Houellebecq does have an amazing and visceral way with words, I think I just needed something a little bit more upbeat this week, something happier than loose lady bits, ineffectual orgies and messed up relationships - I'm talking about the book people - minds out of the gutter. That being said, if any of these subjects appeal, then knock yourself out reading this one.

3 out of 5 things get worse with age apparently

Monday, 5 May 2014

Nights at the Circus by Angela Carter

"She had a brisk air of bristle, like a terrier bitch. There was ex-whore written all over her."

Despite what amounts to a very cool looking cover and the fact that I've really enjoyed some other works by the same author; this one just really didn't do it for me. Perhaps it was the continued weirdness, yes , I get that its fantasy but the cockney feathered lady was just a little bit too much for me, never mind the other weird characters.
I have to say, I find the idea of the circus repugnant and I'm never sure why. Other people I know marvel at Cirque de Soleil, but for me the circus is to theatre as porn is to movies.

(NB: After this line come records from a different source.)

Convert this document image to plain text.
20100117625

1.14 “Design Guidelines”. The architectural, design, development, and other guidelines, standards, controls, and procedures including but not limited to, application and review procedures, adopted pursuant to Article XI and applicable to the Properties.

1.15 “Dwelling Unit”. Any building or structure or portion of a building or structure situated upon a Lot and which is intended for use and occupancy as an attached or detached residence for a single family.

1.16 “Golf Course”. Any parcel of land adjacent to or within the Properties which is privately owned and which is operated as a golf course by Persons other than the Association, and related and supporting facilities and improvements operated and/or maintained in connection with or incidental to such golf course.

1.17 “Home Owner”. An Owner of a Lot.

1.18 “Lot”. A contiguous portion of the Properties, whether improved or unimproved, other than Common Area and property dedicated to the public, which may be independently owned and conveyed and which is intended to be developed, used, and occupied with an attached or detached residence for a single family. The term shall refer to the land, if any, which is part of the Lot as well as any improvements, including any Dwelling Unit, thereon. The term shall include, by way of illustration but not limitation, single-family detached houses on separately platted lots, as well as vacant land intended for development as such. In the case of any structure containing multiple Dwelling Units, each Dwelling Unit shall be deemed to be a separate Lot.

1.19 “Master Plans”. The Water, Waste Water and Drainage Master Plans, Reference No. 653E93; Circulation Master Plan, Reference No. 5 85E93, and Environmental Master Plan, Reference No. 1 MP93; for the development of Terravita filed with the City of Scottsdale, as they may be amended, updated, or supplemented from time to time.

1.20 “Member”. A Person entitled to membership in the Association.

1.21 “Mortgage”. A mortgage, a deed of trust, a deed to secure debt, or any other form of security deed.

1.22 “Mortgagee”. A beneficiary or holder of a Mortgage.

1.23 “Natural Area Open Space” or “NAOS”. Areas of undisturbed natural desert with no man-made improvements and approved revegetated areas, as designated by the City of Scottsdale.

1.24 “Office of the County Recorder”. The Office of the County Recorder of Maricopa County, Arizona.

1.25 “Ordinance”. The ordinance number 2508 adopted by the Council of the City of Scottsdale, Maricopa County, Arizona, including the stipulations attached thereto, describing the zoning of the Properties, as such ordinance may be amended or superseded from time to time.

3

Sure its filmed the same way, but it leaves you feeling a bit dirty and the stars strike me as something tainted. It's a personal bias but one that probably drives my inability to engage with this novel.
It also doesn't help that Jack comes across as such a hopeless sap. I prefer a male protagonist that is a bit more together than this love sick pup who at times really loses it 'cock a doodle doo".

2 out of 5, I'm scared of clowns

Sunday, 13 January 2013

Ursula Le Guin's The Left Hand of Darkness


A mystical looking cover for a magical book



  "For us to meet sexually would be for us to meet once more as aliens. We had touched, in the only way we could touch. We left it at that. I do not know if we were right.”

 
I have really enjoyed all the Ursula Le Guin novels that I have had the priviledge to read to date. This critically acclaimed novel exploring the political machinations of a far away planet peopled with ambisexual beings makes for a compelling read. The people of Gethen are completely uninterested or motivated by sex except for certain times of the month where, coupled up, their bodies take on traditional male or female roles in order to procreate. The fact that anyone could potentially become pregnant encourages a society of equality and these social aspects make for an interesting speculation.

That having been said, it is the story of Genry, the envoy from outerspace, that is at the core of the story. The fish out of water must come to terms with a society that is so different to the one from which he hails, with the central tension of whether he will survive his efforts to convince the Gethenians to join the Ekumen ( a conglomerate of 83 worlds).
 
I am certainly not alone in my praise for this book, since its publication in 1969, it has garnered significant accolades including winning the 1970 Hugo Award and the 1969 Nebula award. I was drawn to it by its inclusion on countless must read lists including the 1001 books to read before you die, The Guardian's 1000 novels you must read, Bloom's western canon and pringle's 100 top science fiction novels.